Kenya’s president could be facing another visit to the International Criminal Court after his case on crimes against humanity was withdrawn in April 2016.
This time, a London-based human rights activist, Abdulmajid Ali Al-Busayyid, commonly known as Dr Amkeni has filed a petition at The Hague-based ICC that he sees as structural shortcomings in the administration of President Ruto, characterized by human rights abuses.
In a scathing declaration, Dr Amkeni disclosed that he had petitioned the ICC to reveal the Kenyan government’s purported complicity in extrajudicial executions, forced disappearances, and corruption.

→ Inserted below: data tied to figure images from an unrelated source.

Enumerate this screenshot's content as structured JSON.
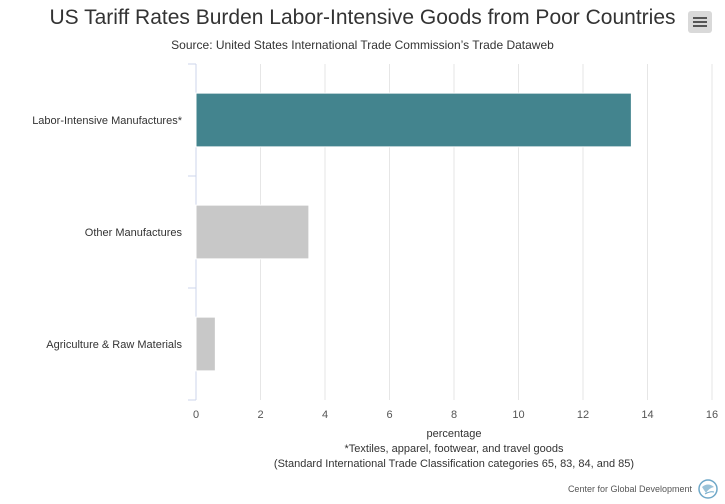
{
  "title": "US Tariff Rates Burden Labor-Intensive Goods from Poor Countries",
  "subtitle": "Source: United States International Trade Commission’s Trade Dataweb",
  "credit": "Center for Global Development",
  "menu_icon": "hamburger-menu-icon",
  "chart_data": {
    "type": "bar",
    "orientation": "horizontal",
    "categories": [
      "Labor-Intensive Manufactures*",
      "Other Manufactures",
      "Agriculture & Raw Materials"
    ],
    "values": [
      13.5,
      3.5,
      0.6
    ],
    "colors": [
      "#43848e",
      "#c8c8c8",
      "#c8c8c8"
    ],
    "xlabel": "percentage",
    "xlabel_notes": [
      "*Textiles, apparel, footwear, and travel goods",
      "(Standard International Trade Classification categories 65, 83, 84, and 85)"
    ],
    "xlim": [
      0,
      16
    ],
    "xticks": [
      "0",
      "2",
      "4",
      "6",
      "8",
      "10",
      "12",
      "14",
      "16"
    ],
    "grid": true
  }
}
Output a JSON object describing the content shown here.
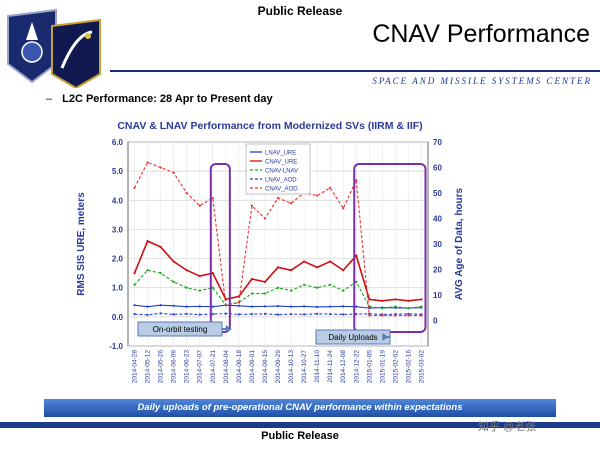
{
  "header": {
    "release_label": "Public Release",
    "title": "CNAV Performance",
    "org_line": "SPACE AND MISSILE SYSTEMS CENTER"
  },
  "bullet": {
    "dash": "–",
    "text": "L2C Performance: 28 Apr to Present day"
  },
  "banner_text": "Daily uploads of  pre-operational CNAV performance within expectations",
  "footer": {
    "release_label": "Public Release",
    "watermark": "知乎 @老张"
  },
  "colors": {
    "lnav_ure": "#1f3fd0",
    "cnav_ure": "#cc1010",
    "cnav_lnav": "#19a319",
    "lnav_aod": "#2a3fd0",
    "cnav_aod": "#e83030",
    "highlight_box": "#7a2ea8",
    "annotation_fill": "#b8cce4",
    "banner": "#2f63c0"
  },
  "chart_data": {
    "type": "line",
    "title": "CNAV & LNAV Performance from Modernized SVs (IIRM & IIF)",
    "ylabel": "RMS SIS URE, meters",
    "y2label": "AVG Age of Data, hours",
    "ylim": [
      -1.0,
      6.0
    ],
    "y2lim": [
      -10,
      70
    ],
    "yticks": [
      "-1.0",
      "0.0",
      "1.0",
      "2.0",
      "3.0",
      "4.0",
      "5.0",
      "6.0"
    ],
    "y2ticks": [
      "0",
      "10",
      "20",
      "30",
      "40",
      "50",
      "60",
      "70"
    ],
    "x": [
      "2014-04-28",
      "2014-05-12",
      "2014-05-26",
      "2014-06-09",
      "2014-06-23",
      "2014-07-07",
      "2014-07-21",
      "2014-08-04",
      "2014-08-18",
      "2014-09-01",
      "2014-09-15",
      "2014-09-29",
      "2014-10-13",
      "2014-10-27",
      "2014-11-10",
      "2014-11-24",
      "2014-12-08",
      "2014-12-22",
      "2015-01-05",
      "2015-01-19",
      "2015-02-02",
      "2015-02-16",
      "2015-03-02"
    ],
    "grid": true,
    "legend_position": "top-center",
    "legend": [
      "LNAV_URE",
      "CNAV_URE",
      "CNAV-LNAV",
      "LNAV_AOD",
      "CNAV_AOD"
    ],
    "series": [
      {
        "name": "LNAV_URE",
        "axis": "left",
        "style": "solid",
        "values": [
          0.4,
          0.35,
          0.4,
          0.38,
          0.35,
          0.36,
          0.35,
          0.4,
          0.38,
          0.35,
          0.36,
          0.37,
          0.35,
          0.36,
          0.34,
          0.35,
          0.36,
          0.35,
          0.3,
          0.32,
          0.31,
          0.3,
          0.32
        ]
      },
      {
        "name": "CNAV_URE",
        "axis": "left",
        "style": "solid",
        "values": [
          1.5,
          2.6,
          2.4,
          1.9,
          1.6,
          1.4,
          1.5,
          0.6,
          0.7,
          1.3,
          1.2,
          1.7,
          1.6,
          1.9,
          1.7,
          1.9,
          1.6,
          2.1,
          0.6,
          0.55,
          0.6,
          0.55,
          0.6
        ]
      },
      {
        "name": "CNAV-LNAV",
        "axis": "left",
        "style": "dashed",
        "values": [
          1.1,
          1.6,
          1.5,
          1.2,
          1.0,
          0.9,
          1.0,
          0.4,
          0.5,
          0.8,
          0.8,
          1.0,
          0.9,
          1.1,
          1.0,
          1.1,
          0.9,
          1.2,
          0.35,
          0.3,
          0.35,
          0.3,
          0.35
        ]
      },
      {
        "name": "LNAV_AOD",
        "axis": "right",
        "style": "dashed",
        "values": [
          2.5,
          2.2,
          2.8,
          2.4,
          2.6,
          2.3,
          2.5,
          2.7,
          2.4,
          2.5,
          2.6,
          2.3,
          2.5,
          2.4,
          2.6,
          2.5,
          2.4,
          2.5,
          2.6,
          2.4,
          2.5,
          2.6,
          2.4
        ]
      },
      {
        "name": "CNAV_AOD",
        "axis": "right",
        "style": "dashed",
        "values": [
          52,
          62,
          60,
          58,
          50,
          45,
          48,
          6,
          7,
          45,
          40,
          48,
          46,
          50,
          49,
          52,
          44,
          55,
          2,
          2,
          2,
          2,
          2
        ]
      }
    ],
    "annotations": [
      {
        "text": "On-orbit testing",
        "x_end": "2014-08-04"
      },
      {
        "text": "Daily Uploads",
        "x_end": "2015-01-19"
      }
    ],
    "highlight_ranges": [
      {
        "from": "2014-07-21",
        "to": "2014-08-04"
      },
      {
        "from": "2014-12-22",
        "to": "2015-03-02"
      }
    ]
  }
}
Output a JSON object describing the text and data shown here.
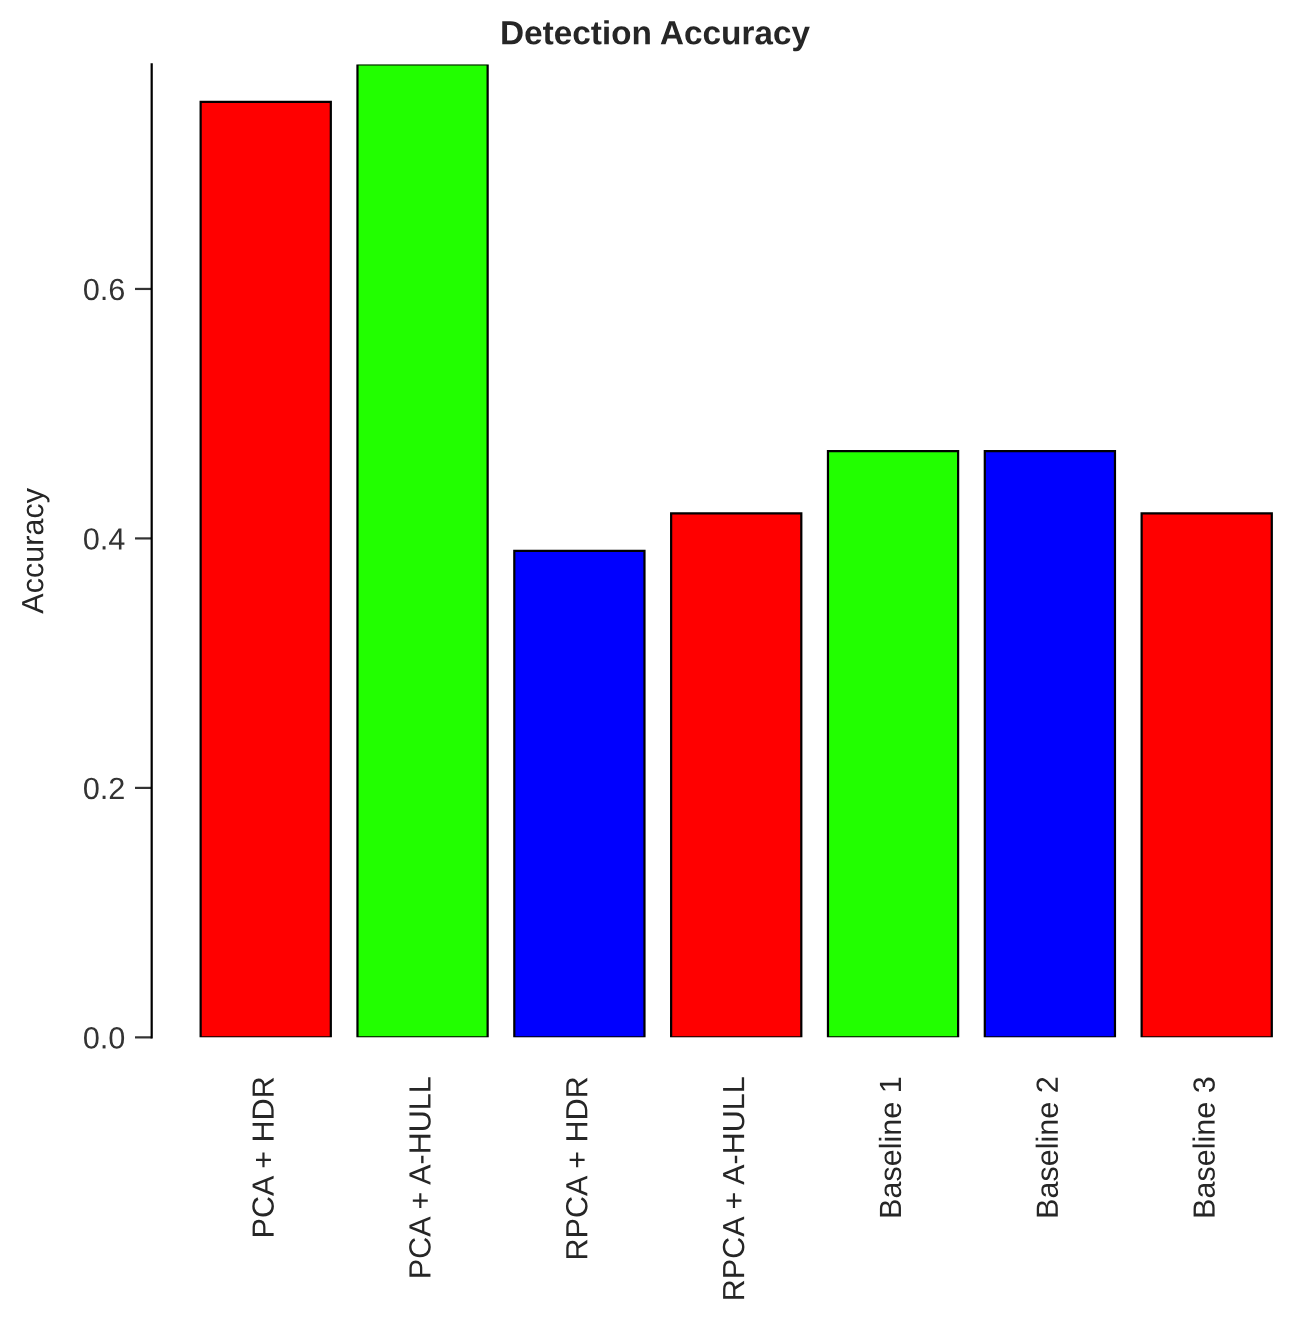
{
  "chart_data": {
    "type": "bar",
    "title": "Detection Accuracy",
    "ylabel": "Accuracy",
    "categories": [
      "PCA + HDR",
      "PCA + A-HULL",
      "RPCA + HDR",
      "RPCA + A-HULL",
      "Baseline 1",
      "Baseline 2",
      "Baseline 3"
    ],
    "values": [
      0.75,
      0.78,
      0.39,
      0.42,
      0.47,
      0.47,
      0.42
    ],
    "colors": [
      "#ff0000",
      "#22ff00",
      "#0000ff",
      "#ff0000",
      "#22ff00",
      "#0000ff",
      "#ff0000"
    ],
    "ylim": [
      0,
      0.78
    ],
    "yticks": [
      {
        "value": 0,
        "label": "0.0"
      },
      {
        "value": 0.2,
        "label": "0.2"
      },
      {
        "value": 0.4,
        "label": "0.4"
      },
      {
        "value": 0.6,
        "label": "0.6"
      }
    ],
    "grid": false,
    "legend": false
  }
}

Dr Amkeni asserts that President Ruto’s administration is “going the wrong way” by promoting a climate of impunity and selecting people with suspected drug trafficking connections to Cabinet positions.

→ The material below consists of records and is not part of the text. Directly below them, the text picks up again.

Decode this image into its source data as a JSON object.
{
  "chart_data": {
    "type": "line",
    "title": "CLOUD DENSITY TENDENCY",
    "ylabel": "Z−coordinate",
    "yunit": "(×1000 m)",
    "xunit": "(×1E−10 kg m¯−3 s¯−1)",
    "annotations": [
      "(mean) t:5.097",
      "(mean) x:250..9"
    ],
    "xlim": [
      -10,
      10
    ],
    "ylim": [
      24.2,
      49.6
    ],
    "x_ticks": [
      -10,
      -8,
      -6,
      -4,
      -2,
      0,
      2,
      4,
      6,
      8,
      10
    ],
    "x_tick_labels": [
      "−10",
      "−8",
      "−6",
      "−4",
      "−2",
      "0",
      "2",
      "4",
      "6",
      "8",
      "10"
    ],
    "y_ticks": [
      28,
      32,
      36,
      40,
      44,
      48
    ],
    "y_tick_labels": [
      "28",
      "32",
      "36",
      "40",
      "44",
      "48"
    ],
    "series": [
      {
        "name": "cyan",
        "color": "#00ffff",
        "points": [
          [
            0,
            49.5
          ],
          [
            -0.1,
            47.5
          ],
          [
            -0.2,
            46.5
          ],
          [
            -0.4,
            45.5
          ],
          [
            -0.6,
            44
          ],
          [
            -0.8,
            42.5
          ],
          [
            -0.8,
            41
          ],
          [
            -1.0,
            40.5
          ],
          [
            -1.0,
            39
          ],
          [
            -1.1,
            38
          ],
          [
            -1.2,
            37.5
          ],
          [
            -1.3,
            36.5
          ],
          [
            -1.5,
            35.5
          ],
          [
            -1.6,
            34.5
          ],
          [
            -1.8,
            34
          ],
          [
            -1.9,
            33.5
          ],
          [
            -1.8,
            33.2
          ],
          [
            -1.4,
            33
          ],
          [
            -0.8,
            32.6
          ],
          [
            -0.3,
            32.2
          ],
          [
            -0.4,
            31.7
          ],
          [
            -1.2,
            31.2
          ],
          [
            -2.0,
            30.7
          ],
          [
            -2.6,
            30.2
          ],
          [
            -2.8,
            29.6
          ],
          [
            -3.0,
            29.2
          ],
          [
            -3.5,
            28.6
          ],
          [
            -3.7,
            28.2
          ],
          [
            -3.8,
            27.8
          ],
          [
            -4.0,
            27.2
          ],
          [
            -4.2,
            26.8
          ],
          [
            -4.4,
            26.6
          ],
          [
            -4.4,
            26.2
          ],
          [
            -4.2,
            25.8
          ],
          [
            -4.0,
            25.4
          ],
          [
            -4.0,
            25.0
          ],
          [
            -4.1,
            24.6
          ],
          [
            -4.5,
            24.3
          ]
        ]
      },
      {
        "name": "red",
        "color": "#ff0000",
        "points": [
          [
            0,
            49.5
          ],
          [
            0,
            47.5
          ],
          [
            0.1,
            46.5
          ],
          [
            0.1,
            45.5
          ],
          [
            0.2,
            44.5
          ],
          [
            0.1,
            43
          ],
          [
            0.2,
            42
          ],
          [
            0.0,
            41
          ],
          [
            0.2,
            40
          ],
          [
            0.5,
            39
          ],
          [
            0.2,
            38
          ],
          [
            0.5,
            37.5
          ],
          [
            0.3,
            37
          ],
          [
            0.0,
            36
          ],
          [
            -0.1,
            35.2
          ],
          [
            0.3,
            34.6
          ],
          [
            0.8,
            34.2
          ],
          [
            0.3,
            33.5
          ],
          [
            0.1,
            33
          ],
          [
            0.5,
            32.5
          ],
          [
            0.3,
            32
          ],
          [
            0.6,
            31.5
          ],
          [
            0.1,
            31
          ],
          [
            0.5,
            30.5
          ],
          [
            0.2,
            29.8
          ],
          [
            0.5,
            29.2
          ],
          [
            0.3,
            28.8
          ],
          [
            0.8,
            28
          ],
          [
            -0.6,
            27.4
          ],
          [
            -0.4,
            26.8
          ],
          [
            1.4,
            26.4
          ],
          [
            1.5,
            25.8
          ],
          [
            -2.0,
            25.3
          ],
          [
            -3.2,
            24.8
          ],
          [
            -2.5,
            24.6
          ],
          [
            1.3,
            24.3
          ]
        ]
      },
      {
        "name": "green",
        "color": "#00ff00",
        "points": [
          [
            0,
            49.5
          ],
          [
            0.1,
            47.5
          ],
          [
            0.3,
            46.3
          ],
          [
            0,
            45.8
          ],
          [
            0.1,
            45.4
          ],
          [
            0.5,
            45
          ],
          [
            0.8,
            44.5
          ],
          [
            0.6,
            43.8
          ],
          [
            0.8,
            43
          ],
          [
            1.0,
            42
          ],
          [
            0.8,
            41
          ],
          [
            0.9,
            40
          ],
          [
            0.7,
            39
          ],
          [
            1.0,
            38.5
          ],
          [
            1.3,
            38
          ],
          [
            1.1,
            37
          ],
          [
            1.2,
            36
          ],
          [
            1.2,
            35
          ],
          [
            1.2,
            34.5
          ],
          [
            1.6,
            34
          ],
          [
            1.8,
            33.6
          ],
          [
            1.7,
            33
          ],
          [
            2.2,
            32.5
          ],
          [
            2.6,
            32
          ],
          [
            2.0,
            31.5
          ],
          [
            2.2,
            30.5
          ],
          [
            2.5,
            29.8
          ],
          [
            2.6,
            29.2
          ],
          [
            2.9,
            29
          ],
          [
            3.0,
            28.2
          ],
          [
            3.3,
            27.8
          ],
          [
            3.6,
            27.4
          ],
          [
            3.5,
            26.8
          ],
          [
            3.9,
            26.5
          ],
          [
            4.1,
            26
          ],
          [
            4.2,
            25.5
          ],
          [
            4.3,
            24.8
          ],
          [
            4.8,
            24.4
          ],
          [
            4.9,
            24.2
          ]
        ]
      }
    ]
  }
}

To demand accountability and reforms, he made a rallying appeal for Kenyans to attend an impending demonstration. Citing the government’s inability to shield its citizens from kidnappings, murders, and widespread corruption, the activist vehemently said that it was time for President Ruto to step down.

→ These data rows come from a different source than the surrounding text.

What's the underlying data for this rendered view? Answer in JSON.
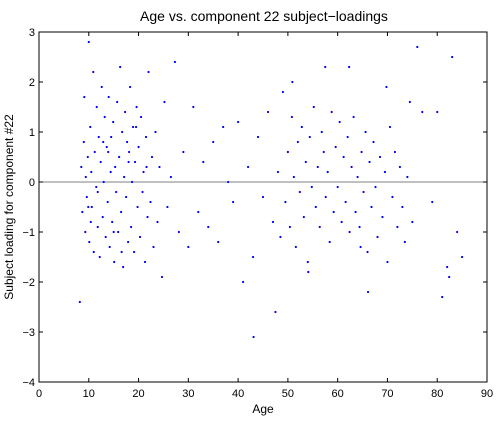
{
  "chart_data": {
    "type": "scatter",
    "title": "Age vs. component 22 subject−loadings",
    "xlabel": "Age",
    "ylabel": "Subject loading for component #22",
    "xlim": [
      0,
      90
    ],
    "ylim": [
      -4,
      3
    ],
    "xticks": [
      0,
      10,
      20,
      30,
      40,
      50,
      60,
      70,
      80,
      90
    ],
    "xtick_labels": [
      "0",
      "10",
      "20",
      "30",
      "40",
      "50",
      "60",
      "70",
      "80",
      "90"
    ],
    "yticks": [
      -4,
      -3,
      -2,
      -1,
      0,
      1,
      2,
      3
    ],
    "ytick_labels": [
      "−4",
      "−3",
      "−2",
      "−1",
      "0",
      "1",
      "2",
      "3"
    ],
    "reference_line_y": 0,
    "grid": false,
    "legend": "none",
    "marker_color": "#0000ff",
    "reference_line_color": "#808080",
    "series": [
      {
        "x": [
          8.2,
          8.5,
          8.7,
          9.0,
          9.1,
          9.3,
          9.4,
          9.6,
          9.8,
          10.0,
          10.1,
          10.3,
          10.5,
          10.6,
          10.9,
          11.0,
          11.2,
          11.5,
          11.6,
          11.8,
          12.0,
          12.2,
          12.4,
          12.6,
          12.8,
          13.0,
          13.2,
          13.4,
          13.6,
          13.8,
          14.0,
          14.2,
          14.4,
          14.5,
          14.7,
          14.9,
          15.1,
          15.3,
          15.5,
          15.7,
          15.9,
          16.1,
          16.3,
          16.5,
          16.7,
          16.9,
          17.1,
          17.3,
          17.5,
          17.7,
          17.9,
          18.1,
          18.3,
          18.5,
          18.7,
          18.9,
          19.1,
          19.3,
          19.6,
          19.8,
          20.0,
          20.3,
          20.5,
          20.8,
          21.0,
          21.3,
          21.5,
          21.8,
          22.0,
          22.4,
          22.7,
          23.0,
          23.4,
          23.8,
          24.2,
          24.7,
          25.2,
          25.8,
          26.5,
          27.3,
          28.1,
          29.0,
          30.0,
          31.0,
          32.0,
          33.0,
          34.0,
          35.0,
          36.0,
          37.0,
          38.0,
          39.0,
          40.0,
          41.0,
          42.0,
          43.0,
          44.0,
          45.0,
          46.0,
          47.0,
          48.0,
          48.5,
          49.0,
          49.5,
          50.0,
          50.4,
          50.8,
          51.2,
          51.6,
          52.0,
          52.4,
          52.8,
          53.2,
          53.6,
          54.0,
          54.4,
          54.8,
          55.2,
          55.6,
          56.0,
          56.4,
          56.8,
          57.2,
          57.6,
          58.0,
          58.4,
          58.8,
          59.2,
          59.6,
          60.0,
          60.4,
          60.8,
          61.2,
          61.6,
          62.0,
          62.4,
          62.8,
          63.2,
          63.6,
          64.0,
          64.4,
          64.8,
          65.2,
          65.6,
          66.0,
          66.4,
          66.8,
          67.2,
          67.6,
          68.0,
          68.5,
          69.0,
          69.5,
          70.0,
          70.5,
          71.0,
          71.5,
          72.0,
          72.5,
          73.0,
          73.5,
          74.0,
          74.5,
          75.0,
          76.0,
          77.0,
          79.0,
          80.0,
          81.0,
          82.0,
          83.0,
          84.0,
          85.0,
          10.4,
          13.9,
          16.6,
          21.6,
          19.5,
          11.8,
          15.0,
          12.9,
          18.0,
          9.9,
          47.5,
          62.3,
          54.1,
          50.9,
          66.1,
          69.8,
          43.1,
          57.5,
          64.6,
          82.4
        ],
        "y": [
          -2.4,
          0.3,
          -0.6,
          0.8,
          1.7,
          -1.0,
          0.1,
          -0.3,
          0.5,
          2.8,
          -1.2,
          1.1,
          0.2,
          -0.5,
          2.2,
          -1.4,
          0.6,
          -0.1,
          1.5,
          -0.9,
          0.9,
          -1.5,
          0.4,
          1.9,
          -0.7,
          0.0,
          1.3,
          -1.1,
          0.7,
          -0.4,
          1.7,
          -1.3,
          0.2,
          0.9,
          -0.8,
          1.2,
          -1.6,
          0.3,
          -0.2,
          1.6,
          -1.0,
          0.5,
          2.3,
          -0.6,
          1.0,
          -1.7,
          0.1,
          1.4,
          -0.3,
          0.8,
          -1.2,
          0.6,
          1.9,
          -0.9,
          0.0,
          1.1,
          -1.4,
          0.4,
          1.5,
          -0.5,
          0.7,
          -1.1,
          1.3,
          -0.2,
          0.2,
          -1.6,
          0.9,
          -0.7,
          2.2,
          -0.4,
          0.5,
          -1.3,
          1.0,
          -0.8,
          0.3,
          -1.9,
          1.6,
          -0.5,
          0.1,
          2.4,
          -1.0,
          0.6,
          -1.3,
          1.5,
          -0.6,
          0.4,
          -0.9,
          0.8,
          -1.2,
          1.1,
          0.0,
          -0.4,
          1.2,
          -2.0,
          0.3,
          -1.5,
          0.9,
          -0.3,
          1.4,
          -0.8,
          0.2,
          -1.1,
          1.8,
          -0.4,
          0.6,
          -0.9,
          1.3,
          0.1,
          -1.3,
          0.8,
          -0.2,
          1.1,
          -0.7,
          0.4,
          -1.6,
          0.9,
          -0.1,
          1.5,
          -0.5,
          0.3,
          -0.9,
          1.0,
          0.6,
          -0.3,
          0.2,
          -1.2,
          1.4,
          -0.6,
          0.7,
          -0.1,
          1.2,
          -0.8,
          0.5,
          -0.4,
          0.9,
          -1.0,
          0.3,
          1.3,
          -0.6,
          0.1,
          -0.9,
          0.6,
          -0.2,
          1.0,
          -1.4,
          0.4,
          -0.5,
          0.8,
          -0.1,
          -1.1,
          0.5,
          -0.7,
          0.2,
          -1.6,
          1.1,
          -0.3,
          0.6,
          -0.9,
          0.3,
          -0.5,
          -1.2,
          0.1,
          1.6,
          -0.8,
          2.7,
          1.4,
          -0.4,
          1.4,
          -2.3,
          -1.7,
          2.5,
          -1.0,
          -1.5,
          -0.8,
          0.6,
          -1.4,
          0.3,
          1.1,
          -0.2,
          -1.0,
          0.8,
          0.4,
          -0.5,
          -2.6,
          2.3,
          -1.8,
          2.0,
          -2.2,
          1.9,
          -3.1,
          2.3,
          -1.3,
          -1.9
        ]
      }
    ]
  }
}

As a result, the activist’s efforts to support justice and governance reforms in Kenya have significantly increased as a result of this petition. Since the Kenyan youth staged a popular protest against bad governance in June and July, there have been cases of kidnappings and killings of some of the movement leaders, as well as other critics who expose government ills on social media.
The Ruto Administration is yet to react to the petition because the court has yet to look at its merits to decide whether it meets the threshold to deserve a hearing.
In the past case, both Ruto and former president Uhuru Kenyatta faced charges of murder, deportation and persecution charges during violence that followed the 2007/2008 post-election violence in which about 1,200 people were killed.
But in 2016, the then ICC prosecutor, Fatou Bensouda withdrew the charges due to “troubling incidence of witness interference and disappearance, intolerable political meddling, and lack of cooperation from the Kenya government.
While the case facing Kenyatta was dropped in 2014 on alleging that witnesses had been intimidated to make them change their testimony, legal experts say that the Ruto case could be reopened anytime should the new prosecutor, Karim Khan find fresh evidence.
The court’s ruling was a setback for the victims of the violence and their families, who are seeking compensation and the truth about what transpired and who was at fault.